Mad Max: Fury Road takes the done to death idea of a post apocalyptic wasteland and ramps it up to new, horrific levels. I can’t think of a single other movie that has ever been able to make something so gorgeous out of elements that are so ugly. But that’s exactly what Miller has created. It’s depressing and dangerous and horrible and dirty and basically hell on Earth. But I loved being able to spend this two hours there.
When people think Mad Max, they generally don’t think about the original movie, with it’s almost regular people and regular cars racing down country roads just outside Melbourne. They’re more likely to think of The Road Warrior world of Mad Max, with its deserts, bondage inspired costumes and general insanity. And luckily, that’s the version of Mad Max that George Miller didn’t just bring back to life for Fury Road. He brought it back to life and suped it up to glorious new levels of nut baggery.

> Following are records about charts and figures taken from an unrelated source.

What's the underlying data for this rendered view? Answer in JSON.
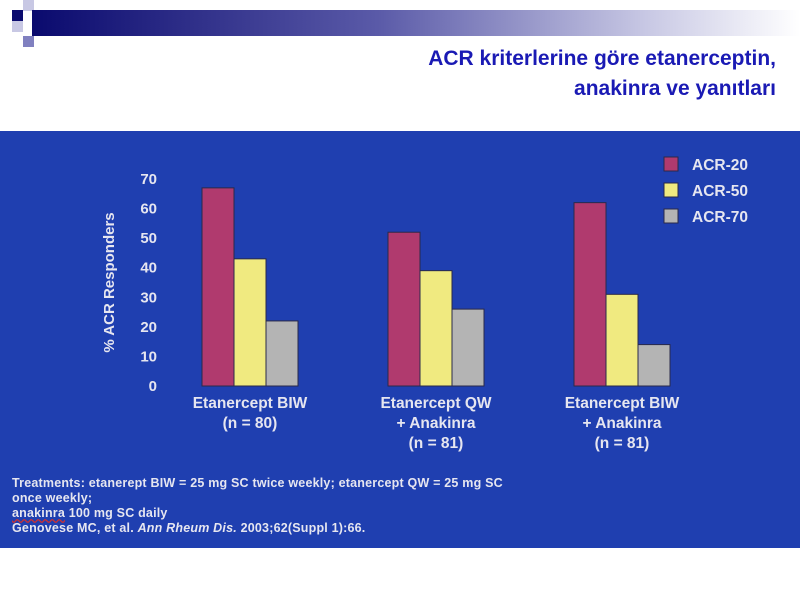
{
  "slide": {
    "title_line1": "ACR kriterlerine göre etanerceptin,",
    "title_line2": "anakinra ve yanıtları"
  },
  "footnote": {
    "line1": "Treatments: etanerept BIW = 25 mg SC twice weekly; etanercept QW = 25 mg SC",
    "line2": "once weekly;",
    "line3_a": "anakinra",
    "line3_b": " 100 mg SC daily",
    "line4_a": "Genovese MC, et al. ",
    "line4_b": "Ann Rheum Dis.",
    "line4_c": " 2003;62(Suppl 1):66."
  },
  "colors": {
    "panel_bg": "#1f3fb0",
    "title": "#1a1ab4",
    "text": "#e6e6f0"
  },
  "chart_data": {
    "type": "bar",
    "ylabel": "% ACR Responders",
    "ylim": [
      0,
      70
    ],
    "yticks": [
      0,
      10,
      20,
      30,
      40,
      50,
      60,
      70
    ],
    "grid": false,
    "legend_position": "top-right",
    "categories": [
      [
        "Etanercept BIW",
        "(n = 80)"
      ],
      [
        "Etanercept QW",
        "+ Anakinra",
        "(n = 81)"
      ],
      [
        "Etanercept BIW",
        "+ Anakinra",
        "(n = 81)"
      ]
    ],
    "series": [
      {
        "name": "ACR-20",
        "color": "#b03a6e",
        "values": [
          67,
          52,
          62
        ]
      },
      {
        "name": "ACR-50",
        "color": "#f0ea80",
        "values": [
          43,
          39,
          31
        ]
      },
      {
        "name": "ACR-70",
        "color": "#b4b4b4",
        "values": [
          22,
          26,
          14
        ]
      }
    ]
  }
}
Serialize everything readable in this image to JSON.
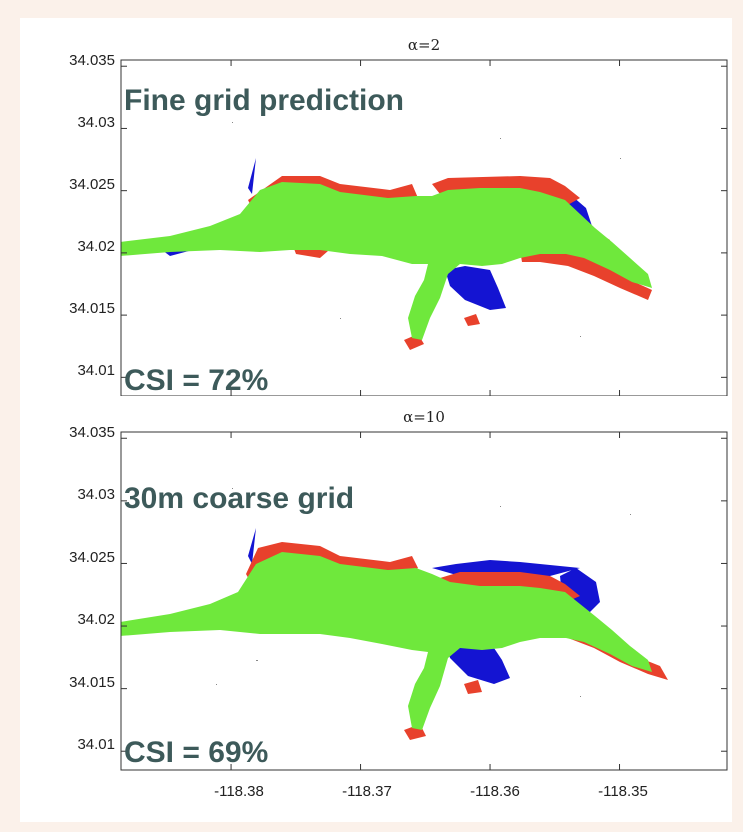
{
  "chart_data": [
    {
      "type": "map",
      "title": "α=2",
      "annotation_top": "Fine grid prediction",
      "annotation_bottom": "CSI = 72%",
      "y_ticks": [
        "34.035",
        "34.03",
        "34.025",
        "34.02",
        "34.015",
        "34.01"
      ],
      "y_tick_values": [
        34.035,
        34.03,
        34.025,
        34.02,
        34.015,
        34.01
      ],
      "x_tick_values": [
        -118.38,
        -118.37,
        -118.36,
        -118.35
      ],
      "xlim": [
        -118.3885,
        -118.3417
      ],
      "ylim": [
        34.0085,
        34.0355
      ],
      "legend": "none",
      "colors": {
        "agree": "#6fe83c",
        "overpredicted": "#e8412c",
        "underpredicted": "#1414d2"
      },
      "grid": false
    },
    {
      "type": "map",
      "title": "α=10",
      "annotation_top": "30m coarse grid",
      "annotation_bottom": "CSI = 69%",
      "y_ticks": [
        "34.035",
        "34.03",
        "34.025",
        "34.02",
        "34.015",
        "34.01"
      ],
      "y_tick_values": [
        34.035,
        34.03,
        34.025,
        34.02,
        34.015,
        34.01
      ],
      "x_ticks": [
        "-118.38",
        "-118.37",
        "-118.36",
        "-118.35"
      ],
      "x_tick_values": [
        -118.38,
        -118.37,
        -118.36,
        -118.35
      ],
      "xlim": [
        -118.3885,
        -118.3417
      ],
      "ylim": [
        34.0085,
        34.0355
      ],
      "legend": "none",
      "colors": {
        "agree": "#6fe83c",
        "overpredicted": "#e8412c",
        "underpredicted": "#1414d2"
      },
      "grid": false
    }
  ]
}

Hardy’s Max is more brooding than Mel Gibson could ever dream of, Theron‘s Furiosa is a badass bitch complete with a scrap metal prosthetic arm who is more of a hero in this movie than the titular ex-cop. And Immorton Joe is the kind of insanely ridiculous bad guy who only works because the movie never for a second worries about making him even close to real or believable or logical. Of course he has a bloke in his war party whose entire job is to rock out with sweet riffs on his flame spewing electric guitar, while riding on the roof of a truck that’s nothing but guitar amps. That’s the world of Mad Max: Fury Road, and it’s perfect in its bat shit craziness.